A: YES. Any permit issued by the Immigration Department may be cancelled for a number of reasons including but not limited to the holder breaching any of the laws of Antigua and Barbuda or the sponsor of the visitor withdraws their sponsorship.
Q: Does having a work permit mean that I am a resident of Antigua and Barbuda?
A: NO. A work permit means that the holder is a bona fide visitor with conditional permission to work in Antigua and Barbuda.
Q: Who is a sponsor?
A: A sponsor is any person who is a citizen or resident of Antigua and Barbuda who accepts a legal and financial responsibility for any bona fide visitor to Antigua and Barbuda in accordance with the provisions of the Immigration and Passport Act 2014.
Q: What qualifies a person to be a sponsor?
A: All persons seeking to be a qualified sponsor must be either a citizen or resident permit holder who can establish to the satisfaction of the Immigration Department that they will be able to financially maintain a bona fide visitor for a specified period and shall ensure that the visitor departs the state at the end of their lawful permitted stay.
Q: How many persons can I sponsor?
A: Ordinarily an individual or household shall only be able to sponsor one bona fide visitor. However where the income of the sponsor makes it possible, the sponsor may be permitted to sponsor up to two charges in the State at any one time.
Q: Do I have to live with my sponsor?
A: YES. All bona fide visitors who require a sponsor must live with their lawful sponsors; an unreported change in address may result in the cancellation of the permit granted to the visitor.
Q: When do I need a sponsor?
A: Pursuant to the Immigration and Passport Act 2014, the Immigration Department may require any bona fide visitor to have a sponsor. All bona fide visitors seeking to enter Antigua and Barbuda from any country whose citizens require a visa to enter Antigua and Barbuda must, in any and all cases, have a sponsor before arriving in the State except those exempted as businesspersons or medical emergencies.
Q: Can I change my sponsor?
A: No. As a bona fide visitor without a right of abode, such a person will be required to leave Antigua and Barbuda and may seek to return at a later date.

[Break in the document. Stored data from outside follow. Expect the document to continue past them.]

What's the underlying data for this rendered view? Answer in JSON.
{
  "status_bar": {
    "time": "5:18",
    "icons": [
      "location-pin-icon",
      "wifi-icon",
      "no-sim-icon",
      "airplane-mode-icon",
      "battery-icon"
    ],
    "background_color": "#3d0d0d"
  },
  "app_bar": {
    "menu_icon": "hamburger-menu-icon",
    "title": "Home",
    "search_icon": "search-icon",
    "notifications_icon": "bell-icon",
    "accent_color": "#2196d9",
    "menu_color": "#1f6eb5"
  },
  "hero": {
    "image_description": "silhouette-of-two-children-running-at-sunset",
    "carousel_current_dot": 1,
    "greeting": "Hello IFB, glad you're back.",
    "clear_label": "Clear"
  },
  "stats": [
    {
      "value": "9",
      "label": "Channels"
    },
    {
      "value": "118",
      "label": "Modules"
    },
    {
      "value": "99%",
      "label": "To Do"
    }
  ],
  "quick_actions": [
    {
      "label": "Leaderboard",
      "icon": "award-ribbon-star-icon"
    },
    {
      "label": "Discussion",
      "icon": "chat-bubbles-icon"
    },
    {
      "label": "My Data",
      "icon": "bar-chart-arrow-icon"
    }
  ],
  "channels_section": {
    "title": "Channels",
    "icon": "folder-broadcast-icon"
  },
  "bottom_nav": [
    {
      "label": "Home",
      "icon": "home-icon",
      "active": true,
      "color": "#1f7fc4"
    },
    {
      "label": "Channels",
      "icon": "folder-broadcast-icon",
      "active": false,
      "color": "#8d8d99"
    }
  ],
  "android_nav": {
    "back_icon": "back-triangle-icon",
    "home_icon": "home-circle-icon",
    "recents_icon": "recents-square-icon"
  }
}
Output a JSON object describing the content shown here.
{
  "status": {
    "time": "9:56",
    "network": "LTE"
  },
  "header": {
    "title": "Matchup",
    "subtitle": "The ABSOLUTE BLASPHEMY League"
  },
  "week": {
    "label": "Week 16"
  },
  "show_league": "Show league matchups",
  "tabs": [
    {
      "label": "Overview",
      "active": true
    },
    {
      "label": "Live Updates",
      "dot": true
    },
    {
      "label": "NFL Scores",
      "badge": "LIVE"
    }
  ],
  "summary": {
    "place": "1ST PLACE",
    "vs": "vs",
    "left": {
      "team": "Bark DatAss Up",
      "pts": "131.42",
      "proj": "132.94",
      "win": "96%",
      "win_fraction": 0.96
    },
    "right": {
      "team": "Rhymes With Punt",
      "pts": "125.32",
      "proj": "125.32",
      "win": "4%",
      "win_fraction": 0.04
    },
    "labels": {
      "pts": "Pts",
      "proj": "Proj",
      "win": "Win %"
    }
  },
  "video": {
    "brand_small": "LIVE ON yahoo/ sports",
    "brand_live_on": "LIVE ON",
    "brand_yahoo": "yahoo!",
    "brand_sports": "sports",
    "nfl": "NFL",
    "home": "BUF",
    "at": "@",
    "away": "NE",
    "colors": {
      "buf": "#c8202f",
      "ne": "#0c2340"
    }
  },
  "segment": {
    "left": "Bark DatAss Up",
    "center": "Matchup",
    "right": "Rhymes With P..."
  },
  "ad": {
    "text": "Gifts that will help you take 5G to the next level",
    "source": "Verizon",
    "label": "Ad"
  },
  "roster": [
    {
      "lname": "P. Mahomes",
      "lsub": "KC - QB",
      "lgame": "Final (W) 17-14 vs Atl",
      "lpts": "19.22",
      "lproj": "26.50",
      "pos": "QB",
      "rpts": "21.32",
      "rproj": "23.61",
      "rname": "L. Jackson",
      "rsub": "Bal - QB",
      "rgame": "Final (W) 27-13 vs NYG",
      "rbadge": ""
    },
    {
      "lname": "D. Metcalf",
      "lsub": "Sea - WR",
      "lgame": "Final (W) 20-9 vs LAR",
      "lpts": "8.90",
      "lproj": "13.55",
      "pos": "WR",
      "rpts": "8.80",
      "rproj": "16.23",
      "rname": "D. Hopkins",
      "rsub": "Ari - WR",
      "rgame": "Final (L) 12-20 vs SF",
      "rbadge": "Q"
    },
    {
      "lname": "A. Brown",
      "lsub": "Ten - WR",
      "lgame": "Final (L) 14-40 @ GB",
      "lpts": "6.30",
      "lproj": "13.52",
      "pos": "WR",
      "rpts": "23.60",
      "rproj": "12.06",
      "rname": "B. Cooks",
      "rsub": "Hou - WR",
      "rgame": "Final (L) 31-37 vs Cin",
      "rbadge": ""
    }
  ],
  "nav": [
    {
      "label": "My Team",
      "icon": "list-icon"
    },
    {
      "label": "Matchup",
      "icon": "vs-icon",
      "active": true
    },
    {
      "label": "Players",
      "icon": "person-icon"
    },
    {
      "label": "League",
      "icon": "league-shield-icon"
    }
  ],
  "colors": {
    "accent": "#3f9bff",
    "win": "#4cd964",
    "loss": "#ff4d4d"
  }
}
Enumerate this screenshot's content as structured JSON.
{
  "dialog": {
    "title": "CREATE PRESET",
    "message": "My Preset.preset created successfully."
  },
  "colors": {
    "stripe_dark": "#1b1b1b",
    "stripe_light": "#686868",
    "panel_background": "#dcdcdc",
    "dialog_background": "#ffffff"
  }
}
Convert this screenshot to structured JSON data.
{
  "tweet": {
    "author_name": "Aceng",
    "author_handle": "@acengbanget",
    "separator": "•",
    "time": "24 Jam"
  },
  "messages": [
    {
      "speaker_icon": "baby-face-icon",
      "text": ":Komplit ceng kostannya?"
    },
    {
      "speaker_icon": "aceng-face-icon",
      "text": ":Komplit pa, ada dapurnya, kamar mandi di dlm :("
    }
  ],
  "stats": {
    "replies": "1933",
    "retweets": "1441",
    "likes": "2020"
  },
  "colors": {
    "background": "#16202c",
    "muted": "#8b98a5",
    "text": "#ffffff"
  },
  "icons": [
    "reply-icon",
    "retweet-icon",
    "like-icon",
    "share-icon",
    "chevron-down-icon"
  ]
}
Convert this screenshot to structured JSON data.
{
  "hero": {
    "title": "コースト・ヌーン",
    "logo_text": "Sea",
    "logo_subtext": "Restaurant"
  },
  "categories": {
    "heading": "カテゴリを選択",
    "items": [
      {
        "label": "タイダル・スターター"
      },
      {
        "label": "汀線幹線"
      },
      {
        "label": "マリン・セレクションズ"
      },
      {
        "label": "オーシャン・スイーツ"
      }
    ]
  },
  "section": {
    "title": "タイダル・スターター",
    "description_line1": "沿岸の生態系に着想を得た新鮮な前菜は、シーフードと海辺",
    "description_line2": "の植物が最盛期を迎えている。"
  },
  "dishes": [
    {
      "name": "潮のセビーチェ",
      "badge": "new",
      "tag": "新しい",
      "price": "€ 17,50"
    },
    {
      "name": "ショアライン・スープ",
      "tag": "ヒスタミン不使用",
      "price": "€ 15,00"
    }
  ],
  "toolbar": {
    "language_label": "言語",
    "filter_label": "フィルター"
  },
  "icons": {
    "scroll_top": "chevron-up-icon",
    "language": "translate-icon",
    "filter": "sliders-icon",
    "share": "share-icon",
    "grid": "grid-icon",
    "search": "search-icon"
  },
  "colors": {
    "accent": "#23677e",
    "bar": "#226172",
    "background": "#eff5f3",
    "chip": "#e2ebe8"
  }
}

Q: What happens if my sponsor withdraws their support or cannot be found?
A: A bona fide visitor who was required to have a sponsor as a requirement for entry or an extension of that permit shall be required in any and all cases to leave the state and may seek to return at a later date.
Q: How does a sponsor withdraw their support?
A: A sponsor who desires to withdraw their sponsorship must make a formal report to the Immigration Department’s Enforcement Unit stating that they formally withdraw their sponsorship from the named individual. The sponsor shall not be required to provide the Immigration Department with a reason for their choice to withdraw their sponsorship. The sponsor may be required to locate their charge or aid the Enforcement Division in finding the charge before their legal responsibility and liability is removed.
Q: Do I need a Sponsor to obtain an extension of stay?
A: All bona fide visitors who are not holders of work permits shall be required, in any and all cases, to have a sponsor when applying for a lawful extension of their stay.
Q: Do I require a valid ticket every time I apply for an extension of stay?
A: YES. A bona fide visitor including first time work permit holders and persons having work permits processed by the Labour Department, must present a valid ticket to their country of residence or citizenship when seeking an extension of their stay.
Q: If I am the spouse of a CARICOM Skills Certificate holder and my spouse, the certificate holder, leaves Antigua and Barbuda to reside in another country, can I remain and work on my indefinite stay stamp?
A: NO. The status of the spouse of a Skills Certificate holder is determined and maintained by the holder residing in Antigua and Barbuda. Where the permit holder leaves the State, the spouse must report to the Immigration Department to have their status changed.